Craig, we soon learn, is Jake Lonergan, another archetype: the train-robbing outlaw with a bounty on his head. The Sheriff (Keith Carradine) packs up Lonergan with the baron’s son (Paul Dano), who haven’t exactly been on the best of terms, and fixes to send them up to Santa Fe. But wouldn’t you know it, that’s just when the baron himself, Woodrow Dolarhyde (Harrison Ford), comes riding into town with a posse demanding the release of his kid – and hey, isn’t that the guy who just robbed my stagecoach?
These early scenes are promising. They set up, you know, human conflict, and characters, and story strands that we expect to be resolved. But it’s at this point that the script (credited to six writers, not including the source comic that the film is based on) realizes the full potential of its title, and introduces an alien assault that kidnaps half the town and leaves the survivors dazed and confused.
Effectively, this “resolves” the human conflict set up during the previous half hour, and forces the remaining characters to bind together against a greater enemy. This happens twice more during the film, once with a gang of outlaws, and then again with a tribe of Native Americans. Conflict involving real characters? Bam! Alien attack. Crisis averted, now let’s all go shoot some CGI monsters.

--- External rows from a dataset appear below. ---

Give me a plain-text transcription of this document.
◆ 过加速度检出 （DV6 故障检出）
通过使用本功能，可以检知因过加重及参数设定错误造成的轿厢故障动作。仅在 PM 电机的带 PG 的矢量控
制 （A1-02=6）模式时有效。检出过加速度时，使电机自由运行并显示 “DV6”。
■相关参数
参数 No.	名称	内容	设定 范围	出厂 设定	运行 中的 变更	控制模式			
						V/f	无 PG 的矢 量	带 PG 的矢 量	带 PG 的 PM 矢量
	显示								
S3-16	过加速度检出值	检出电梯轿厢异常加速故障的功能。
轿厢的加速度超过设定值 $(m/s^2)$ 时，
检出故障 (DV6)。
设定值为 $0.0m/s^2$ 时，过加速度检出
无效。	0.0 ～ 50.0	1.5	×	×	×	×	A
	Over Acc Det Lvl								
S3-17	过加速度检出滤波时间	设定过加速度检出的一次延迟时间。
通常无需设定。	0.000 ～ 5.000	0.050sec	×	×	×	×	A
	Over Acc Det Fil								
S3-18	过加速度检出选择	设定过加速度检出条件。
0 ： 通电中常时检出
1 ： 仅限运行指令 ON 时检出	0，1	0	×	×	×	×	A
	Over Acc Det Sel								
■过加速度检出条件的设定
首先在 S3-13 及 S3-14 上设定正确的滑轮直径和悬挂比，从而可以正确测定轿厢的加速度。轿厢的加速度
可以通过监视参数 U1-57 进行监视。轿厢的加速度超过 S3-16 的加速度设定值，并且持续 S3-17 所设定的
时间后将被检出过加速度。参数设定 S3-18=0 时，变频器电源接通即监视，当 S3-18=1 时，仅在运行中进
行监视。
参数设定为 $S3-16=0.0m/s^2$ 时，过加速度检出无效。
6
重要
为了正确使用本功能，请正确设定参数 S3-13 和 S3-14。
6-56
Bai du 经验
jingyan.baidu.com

As the survivors, including Lonergan, Dolarhyde, Doc (Sam Rockwell), Elle (Olivia Wilde), and young Emmett (The Last Airbender’s Noah Ringer), team up to track down the alien menace and rescue their captives, Cowboys & Aliens morphs into something akin to John Ford’s The Searchers, with aliens replacing Indians as chief villains. Here, of course, the Native Americans are a wise, spiritual tribe who bravely assist the Cowboys in their time of need.
The Searchers, like most Westerns before it, was often called out for racism in its portrayal of Native Americans as brutal savages. I doubt many will decry the portrayal of the aliens in Cowboys & Aliens as a similar misdeed.
But maybe they should. I’m not suggesting the alien creatures need to be fully-dimensional characters, as they were in District 9. But brutal savages would be an improvement: the alien creatures here, lacking explanation, or understanding, or motive, or soul, are just so repulsively boring. In this film and other CGI-fests like it, they represent the most uninteresting characters ever to grace the screen.
Not that the human characters suffer a better fate. Cowboys features an impressive cast but gives them all precious little to do; Craig has rarely been this bland as an action hero, and Wilde, the only member of the cast asked to display emotion, comes off as laughably inappropriate (it’s not her fault – it’s the way the character is written). It’s great to see Ford back in the acting saddle, but the film does him no favors; his gruff turn in Morning Glory was far more effective.
Director Favreau had previously only met with success (sez me) in Iron Man and Iron Man 2, and Made, Elf, and Zathura before that. Those films each had something that Cowboys & Aliens is sorely lacking: a sense of humor, and to go with that, a sense of fun. Most films about cowboys or aliens don’t take themselves half as seriously as this one.
But there’s so many big names attached to this one (Steven Spielberg, Ron Howard, and Brian Grazer among the producers), it’s hard not to find something to like. The cinematography (Matthew Libatique) and the music (Harry Gregson-Williams) are especially effective, and it’s great to see the Western genre represented on the big screen, at least when the film is still interested in being a Western. But while Cowboys & Aliens may deliver what the title promises, it does so in the most unimaginative way possible.